Keduanya menelusuri tembok berwarna silver dan "Itu!" Tunjuk Calvin saat melihat angak 6 diatas pintu.


"Dobrak, Bar!" Calvin bersiap mengambil kuda-kuda untuk menendang pintu. Sementara Bara memegang handlenya.


Calvin melompat dan "Braak!" pintu itu terbuka. Bukan karena kekuatan kakinya yang bisa membobol pintu yang terkunci, tapi karena Bara yang lebih dulu menarik handlenya.


"Elaah! Gak dikunci!" Calvin kecewa karena aksi kerennya terasa sia-sia.

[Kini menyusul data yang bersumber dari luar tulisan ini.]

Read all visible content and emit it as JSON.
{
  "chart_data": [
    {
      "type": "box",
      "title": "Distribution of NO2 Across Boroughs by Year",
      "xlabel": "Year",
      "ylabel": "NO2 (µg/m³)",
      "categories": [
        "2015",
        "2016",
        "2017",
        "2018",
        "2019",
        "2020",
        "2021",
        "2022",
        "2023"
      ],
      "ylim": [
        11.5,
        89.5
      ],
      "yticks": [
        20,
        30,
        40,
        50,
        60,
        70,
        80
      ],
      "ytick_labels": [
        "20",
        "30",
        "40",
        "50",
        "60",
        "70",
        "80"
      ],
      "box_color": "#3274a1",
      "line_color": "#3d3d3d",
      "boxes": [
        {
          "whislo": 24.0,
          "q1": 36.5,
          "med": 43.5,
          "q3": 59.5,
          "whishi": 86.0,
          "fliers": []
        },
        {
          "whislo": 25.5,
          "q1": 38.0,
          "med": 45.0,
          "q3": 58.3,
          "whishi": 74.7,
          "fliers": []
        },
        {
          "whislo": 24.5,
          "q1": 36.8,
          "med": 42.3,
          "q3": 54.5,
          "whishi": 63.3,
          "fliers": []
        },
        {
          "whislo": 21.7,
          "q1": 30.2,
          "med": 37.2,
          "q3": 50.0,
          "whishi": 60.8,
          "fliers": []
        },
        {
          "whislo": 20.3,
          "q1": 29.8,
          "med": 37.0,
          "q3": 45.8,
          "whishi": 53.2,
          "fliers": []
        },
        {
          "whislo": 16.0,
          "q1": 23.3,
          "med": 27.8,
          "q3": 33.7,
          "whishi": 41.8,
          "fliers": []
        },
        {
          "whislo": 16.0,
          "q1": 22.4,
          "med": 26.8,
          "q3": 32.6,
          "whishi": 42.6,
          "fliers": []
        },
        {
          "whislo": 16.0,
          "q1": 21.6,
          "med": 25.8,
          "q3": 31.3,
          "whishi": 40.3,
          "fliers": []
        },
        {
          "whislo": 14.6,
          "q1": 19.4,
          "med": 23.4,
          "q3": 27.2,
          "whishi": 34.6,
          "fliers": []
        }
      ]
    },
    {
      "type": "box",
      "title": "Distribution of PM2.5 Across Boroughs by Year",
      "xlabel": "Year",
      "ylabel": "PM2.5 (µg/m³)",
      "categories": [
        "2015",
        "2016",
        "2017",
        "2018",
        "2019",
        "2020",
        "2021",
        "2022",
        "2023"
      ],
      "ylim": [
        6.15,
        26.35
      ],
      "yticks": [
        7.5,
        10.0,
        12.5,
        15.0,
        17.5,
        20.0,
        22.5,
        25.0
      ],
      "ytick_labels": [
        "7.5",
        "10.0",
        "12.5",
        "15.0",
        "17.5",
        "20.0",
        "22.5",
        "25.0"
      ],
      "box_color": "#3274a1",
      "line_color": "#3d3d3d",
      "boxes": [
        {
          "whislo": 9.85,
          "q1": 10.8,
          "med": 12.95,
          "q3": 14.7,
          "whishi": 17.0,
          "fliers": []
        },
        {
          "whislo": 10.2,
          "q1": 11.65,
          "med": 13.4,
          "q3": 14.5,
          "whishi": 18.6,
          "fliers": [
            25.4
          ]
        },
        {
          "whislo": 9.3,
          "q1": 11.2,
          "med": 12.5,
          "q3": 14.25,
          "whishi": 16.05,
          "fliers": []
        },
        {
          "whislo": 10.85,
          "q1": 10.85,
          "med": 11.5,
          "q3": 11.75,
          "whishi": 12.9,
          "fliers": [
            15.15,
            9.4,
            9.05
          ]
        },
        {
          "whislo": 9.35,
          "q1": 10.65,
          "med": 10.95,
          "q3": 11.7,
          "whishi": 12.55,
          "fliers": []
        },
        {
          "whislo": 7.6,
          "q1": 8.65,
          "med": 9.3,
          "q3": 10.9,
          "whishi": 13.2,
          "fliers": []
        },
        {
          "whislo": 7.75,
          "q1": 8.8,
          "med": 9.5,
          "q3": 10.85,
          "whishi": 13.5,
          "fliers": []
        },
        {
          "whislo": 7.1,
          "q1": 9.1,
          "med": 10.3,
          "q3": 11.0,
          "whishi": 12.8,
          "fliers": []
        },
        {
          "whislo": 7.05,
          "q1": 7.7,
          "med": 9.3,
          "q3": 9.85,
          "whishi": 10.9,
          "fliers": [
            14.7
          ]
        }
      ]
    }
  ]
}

Keduanya melihat dengan jelas dua orang pria sedang berusaha menyakiti Nana.


"Wooo! Terong loyo! Beraninya sama cewek!" Ejek Calvin dengan seringainya.


"Siapa kalian!" Keduanya menatap tajam pada Bara dan Calvin.


Bara dengan santai menutup kembali pintu ruangan itu. Ia tak ingin keduanya kabur dengan mudah.


Nana yang telah dilepaskan, berjalan mundur berusaha menenangkan dirinya.


Bara ada disini? Dia baik-baik aja, syukurlah.


"Kami, tamu di tempat ini," jawab Bara singkat. "Tapi tadi, sekarang kami adalah malaikat mencabut nyawa kalian!"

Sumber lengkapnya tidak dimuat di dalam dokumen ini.